Chaos errupted in Strandfontein earlier today when unsatisified street persons hurdled the fence. This after they were transported by officials from the CBD where they were housed in tents on the foreshore under lockdown regulations. Alderman JP smith says The City can confirm that there was some conflict onsite, involving a newly arrived group of street people from Somerset West. The group were under the impression that they would be allowed to return to their areas after being screened at the site, and when it became clear that they were required to remain in Strandfontein, a few of them pulled down one of the internal fences and four climbed over the perimeter wall. Three have since been apprehended. Video: Supplied
Posted by Voice of the Cape Radio – VOC on Tuesday, 7 April 2020
While the situation has stabilised, Jansen said he would be meeting with Mayor Dan Plato and other city officials to raise the concerns on behalf of residents.
Residents are up in arms over the use of the Strandfontein sports grounds, with some accusing the City of not consulting the community. Strandfontein CPF chairperson Sandy Schuter has slammed the city for dumping the homeless in the area. She said they were informed by city officials that there would be enough law enforcement agencies to protect the inner and outer perimeters, but yet, some homeless people were still able to leave.

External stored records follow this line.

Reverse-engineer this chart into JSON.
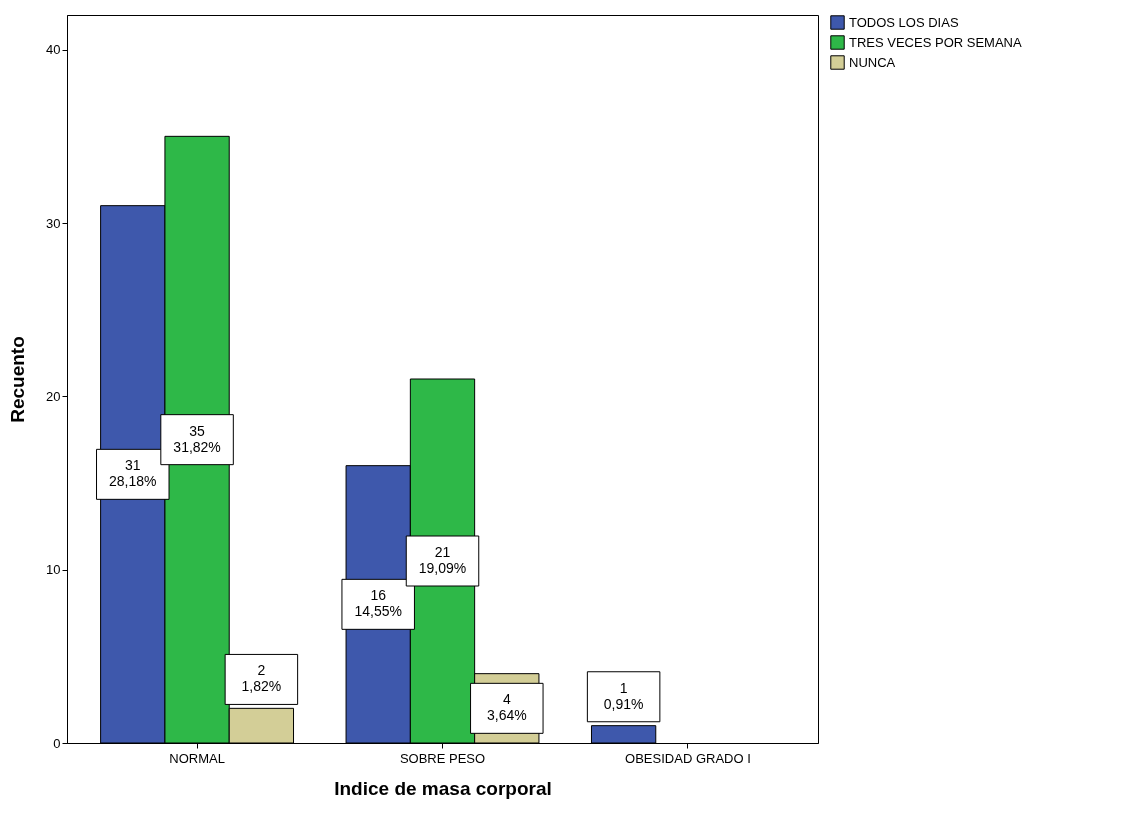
{
  "chart_data": {
    "type": "bar",
    "xlabel": "Indice de masa corporal",
    "ylabel": "Recuento",
    "categories": [
      "NORMAL",
      "SOBRE PESO",
      "OBESIDAD GRADO I"
    ],
    "series": [
      {
        "name": "TODOS LOS DIAS",
        "color": "#3e58ac",
        "values": [
          31,
          16,
          1
        ],
        "value_labels": [
          "31\n28,18%",
          "16\n14,55%",
          "1\n0,91%"
        ]
      },
      {
        "name": "TRES VECES POR SEMANA",
        "color": "#2eb848",
        "values": [
          35,
          21,
          null
        ],
        "value_labels": [
          "35\n31,82%",
          "21\n19,09%",
          null
        ]
      },
      {
        "name": "NUNCA",
        "color": "#d3ce97",
        "values": [
          2,
          4,
          null
        ],
        "value_labels": [
          "2\n1,82%",
          "4\n3,64%",
          null
        ]
      }
    ],
    "ylim": [
      0,
      42
    ],
    "yticks": [
      0,
      10,
      20,
      30,
      40
    ],
    "grid": false,
    "legend": "top right"
  }
}
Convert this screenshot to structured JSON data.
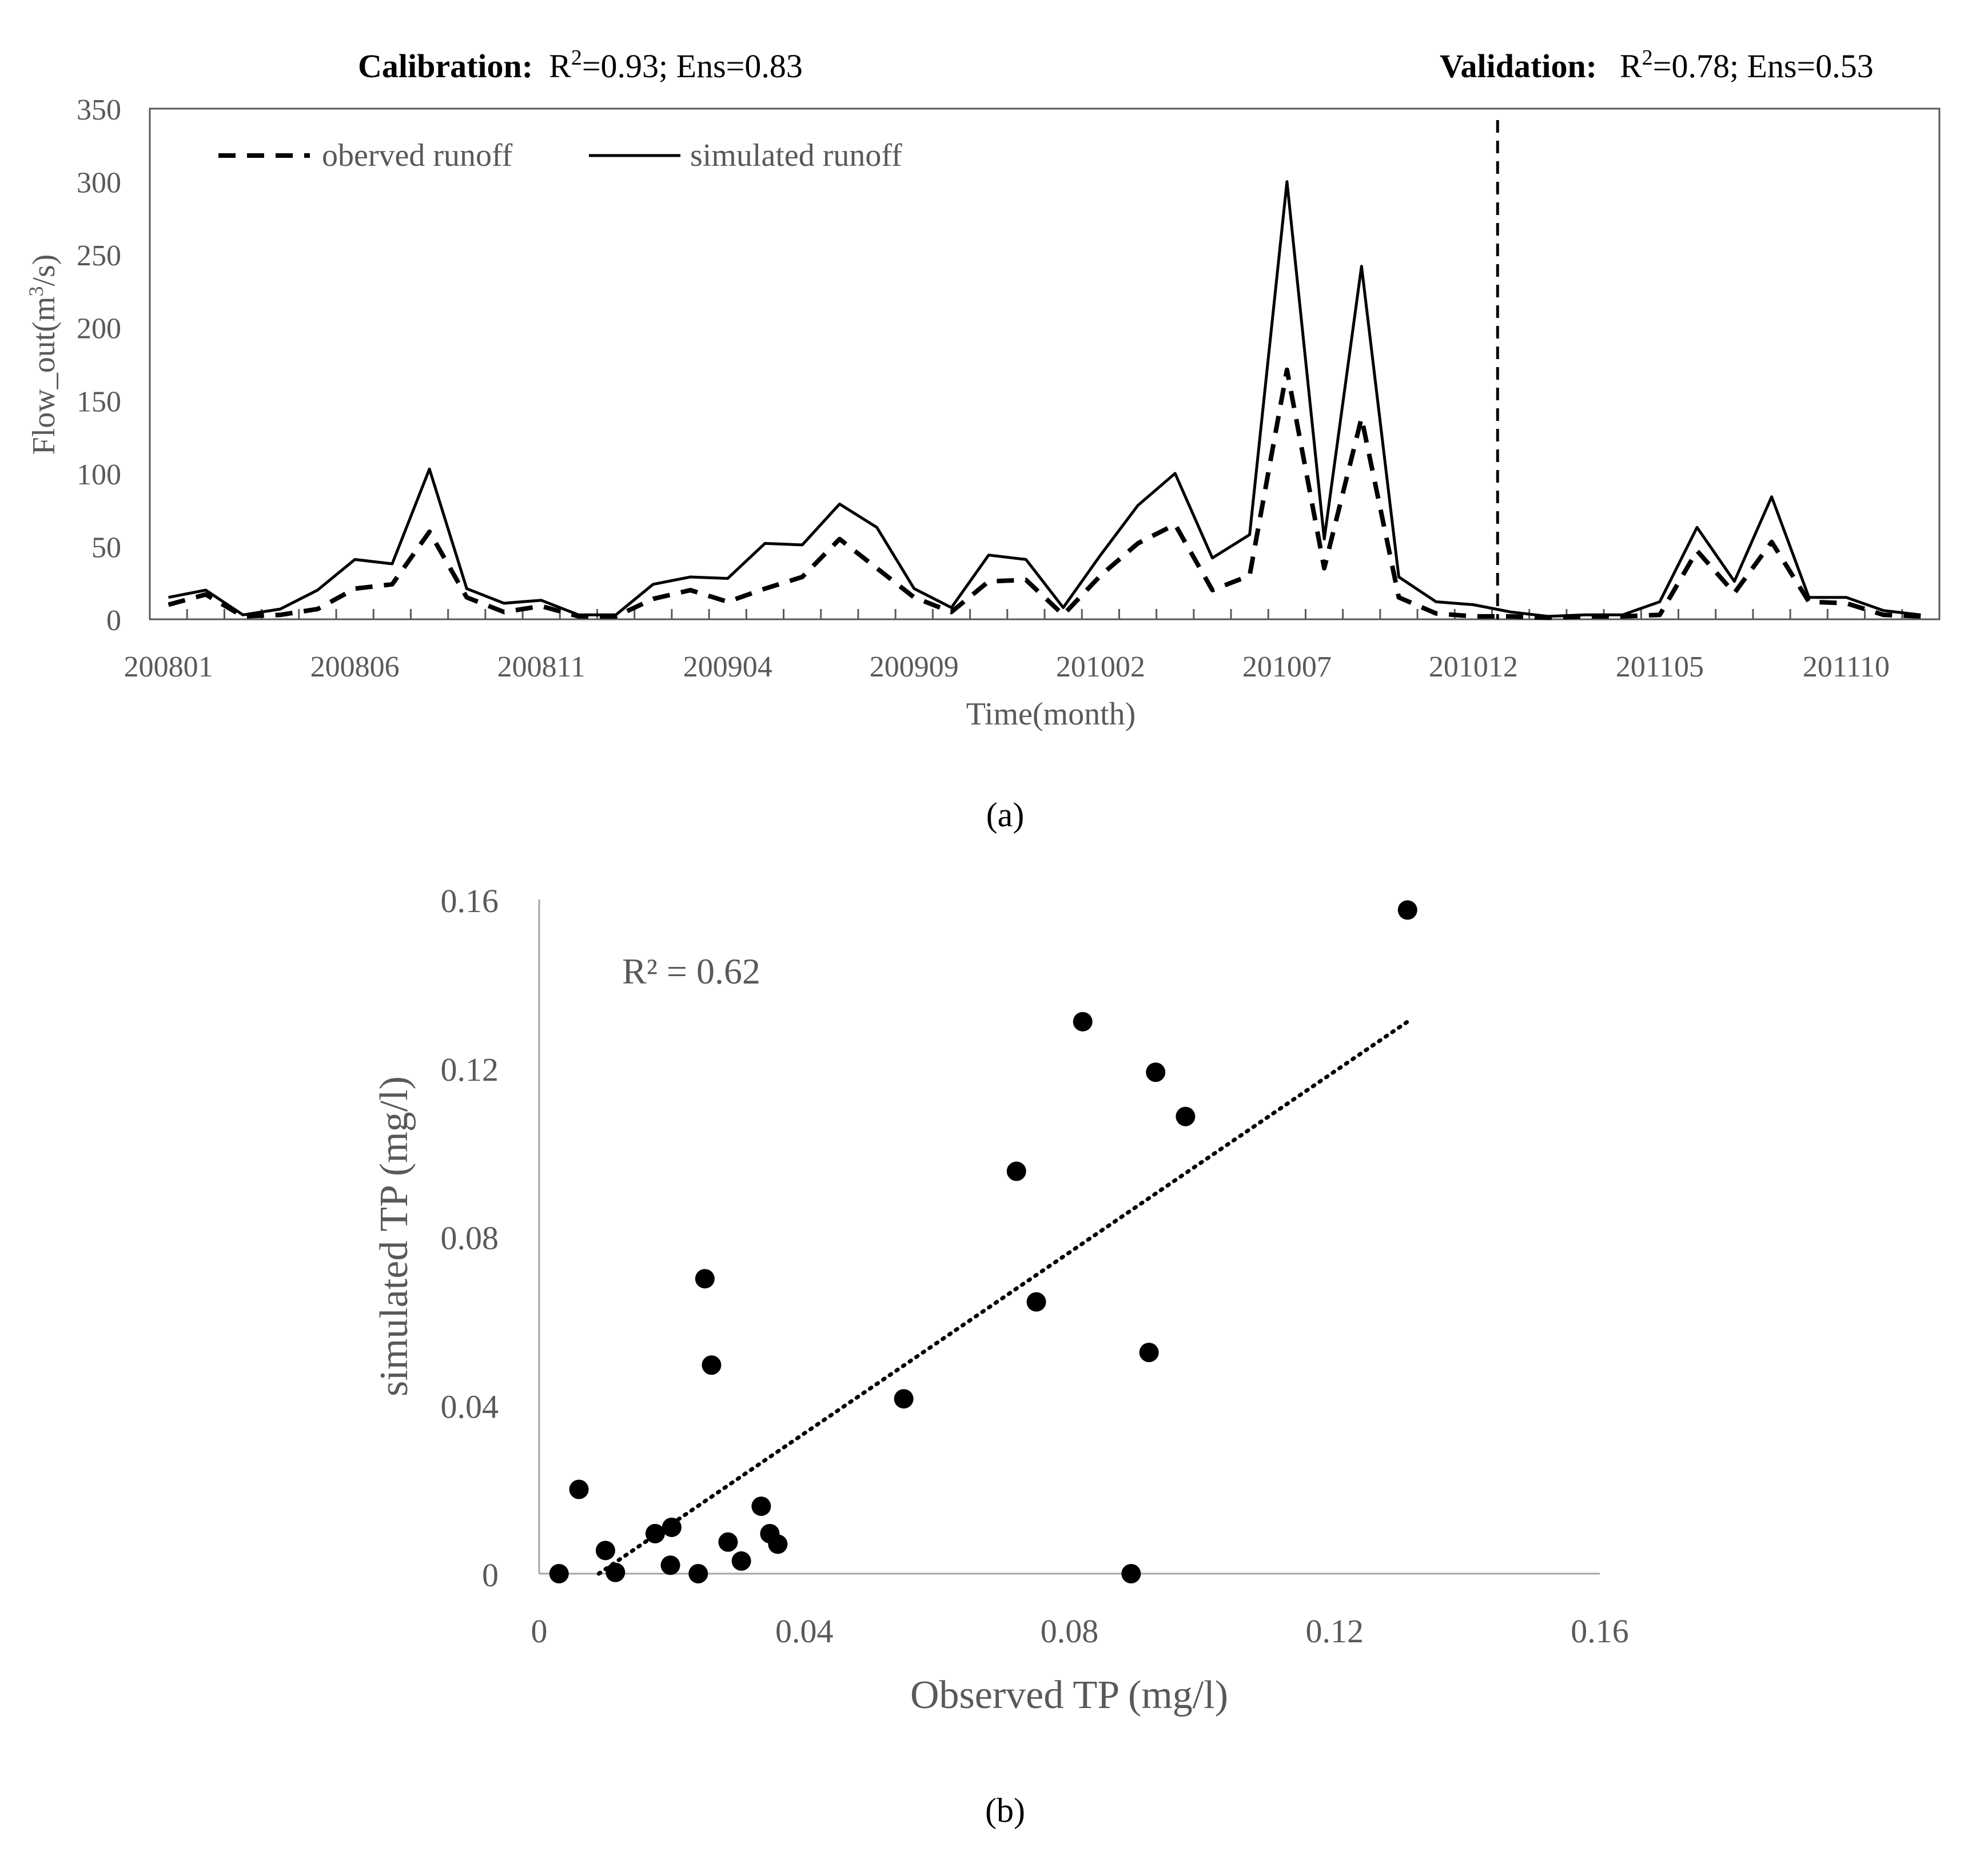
{
  "chart_data": [
    {
      "type": "line",
      "panel_label": "(a)",
      "title_left": {
        "bold": "Calibration:",
        "r2_prefix": "R",
        "r2_sup": "2",
        "rest": "=0.93; Ens=0.83"
      },
      "title_right": {
        "bold": "Validation:",
        "r2_prefix": "R",
        "r2_sup": "2",
        "rest": "=0.78; Ens=0.53"
      },
      "xlabel": "Time(month)",
      "ylabel": {
        "main": "Flow_out(m",
        "sup": "3",
        "tail": "/s)"
      },
      "ylim": [
        0,
        350
      ],
      "yticks": [
        "0",
        "50",
        "100",
        "150",
        "200",
        "250",
        "300",
        "350"
      ],
      "xtick_labels": [
        "200801",
        "200806",
        "200811",
        "200904",
        "200909",
        "201002",
        "201007",
        "201012",
        "201105",
        "201110"
      ],
      "xtick_label_positions": [
        0,
        5,
        10,
        15,
        20,
        25,
        30,
        35,
        40,
        45
      ],
      "n_months": 48,
      "divider_index": 36,
      "legend": {
        "observed": "oberved runoff",
        "simulated": "simulated runoff"
      },
      "series": [
        {
          "name": "oberved runoff",
          "style": "dashed",
          "values": [
            10,
            17,
            2,
            3,
            7,
            21,
            24,
            60,
            15,
            5,
            9,
            2,
            2,
            14,
            20,
            12,
            21,
            29,
            55,
            35,
            15,
            5,
            26,
            27,
            3,
            30,
            52,
            65,
            20,
            30,
            171,
            35,
            138,
            15,
            4,
            2,
            2,
            1,
            2,
            2,
            3,
            47,
            18,
            53,
            12,
            11,
            3,
            2
          ]
        },
        {
          "name": "simulated runoff",
          "style": "solid",
          "values": [
            15,
            20,
            3,
            7,
            20,
            41,
            38,
            103,
            21,
            11,
            13,
            3,
            3,
            24,
            29,
            28,
            52,
            51,
            79,
            63,
            21,
            8,
            44,
            41,
            8,
            44,
            78,
            100,
            42,
            58,
            300,
            55,
            242,
            29,
            12,
            10,
            5,
            2,
            3,
            3,
            12,
            63,
            26,
            84,
            15,
            15,
            6,
            3
          ]
        }
      ]
    },
    {
      "type": "scatter",
      "panel_label": "(b)",
      "xlabel": "Observed TP (mg/l)",
      "ylabel": "simulated TP (mg/l)",
      "xlim": [
        0,
        0.16
      ],
      "ylim": [
        0,
        0.16
      ],
      "xticks": [
        "0",
        "0.04",
        "0.08",
        "0.12",
        "0.16"
      ],
      "yticks": [
        "0",
        "0.04",
        "0.08",
        "0.12",
        "0.16"
      ],
      "annotation": "R² = 0.62",
      "trendline": {
        "style": "dotted",
        "x_start": 0.009,
        "y_start": 0.0,
        "x_end": 0.131,
        "y_end": 0.131
      },
      "points": [
        [
          0.003,
          0.0
        ],
        [
          0.006,
          0.02
        ],
        [
          0.01,
          0.0055
        ],
        [
          0.0115,
          0.0003
        ],
        [
          0.0175,
          0.0095
        ],
        [
          0.02,
          0.011
        ],
        [
          0.0198,
          0.002
        ],
        [
          0.024,
          0.0
        ],
        [
          0.025,
          0.07
        ],
        [
          0.026,
          0.0495
        ],
        [
          0.0285,
          0.0075
        ],
        [
          0.0305,
          0.003
        ],
        [
          0.0335,
          0.016
        ],
        [
          0.0348,
          0.0095
        ],
        [
          0.036,
          0.007
        ],
        [
          0.055,
          0.0415
        ],
        [
          0.072,
          0.0955
        ],
        [
          0.075,
          0.0645
        ],
        [
          0.082,
          0.131
        ],
        [
          0.0893,
          0.0
        ],
        [
          0.092,
          0.0525
        ],
        [
          0.093,
          0.119
        ],
        [
          0.0975,
          0.1085
        ],
        [
          0.131,
          0.1575
        ]
      ]
    }
  ]
}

“We are extremely unhappy with the inhumane conditions in which the homeless people are being kept…it looks like a concentration camp. They are not in a prison that they need to be held against their will. The only reason why people escape is that they don’t want to be there,” she told VOC News.
Jansen said the proposal had been sprung on him by City officials last week and due to the lockdown, he had not had sufficient time to consult residents.
“I knew it was a bad idea. I understand this is a disaster, and things had to move fast, but my question is…why Strandfontein?”
Residents have expressed concern that the area is extremely cold due to its proximity on the coastline. Schuter has appealed to the City rethink their position.
“We want the City to take the homeless people back the communities where they come from. Open the community halls where it is warmer and where there is a decent roof and sanitation facilities. This will be easier for NGOS in the community to manage. But do not hold people against their will in area that they don’t want to be.”
Residents are also concerned about the possible exposure of homeless individuals to the coronavirus and that it could spread in the community.
“We understand that we have a crisis and we don’t want homeless people to walk around. We have our own homeless people that we are willing to look after. In the same way, other communities can look after their homeless,” added Schuter.
Schuter called on the Human Rights Commission to investigate the matter.
In a statement, the City made it clear that, according to SAPS, any person who leaves the site will be in violation of the national lockdown regulations and will be dealt with accordingly.
“The City remains committed to ensuring that street people are offered a place to stay for the duration of the lockdown, as instructed by national government, and to provide the necessary amenities. We understand that there is substantial interest in the goings-on at the site, but we deplore the attempts at sensationalism,” said Alderman JP Smith, Mayco member for Safety and Security.
“We also need to reiterate to the public that as with any undertaking as complexed as this, there will be challenges; however, the City is geared to address these in conjunction with our partner organisations.”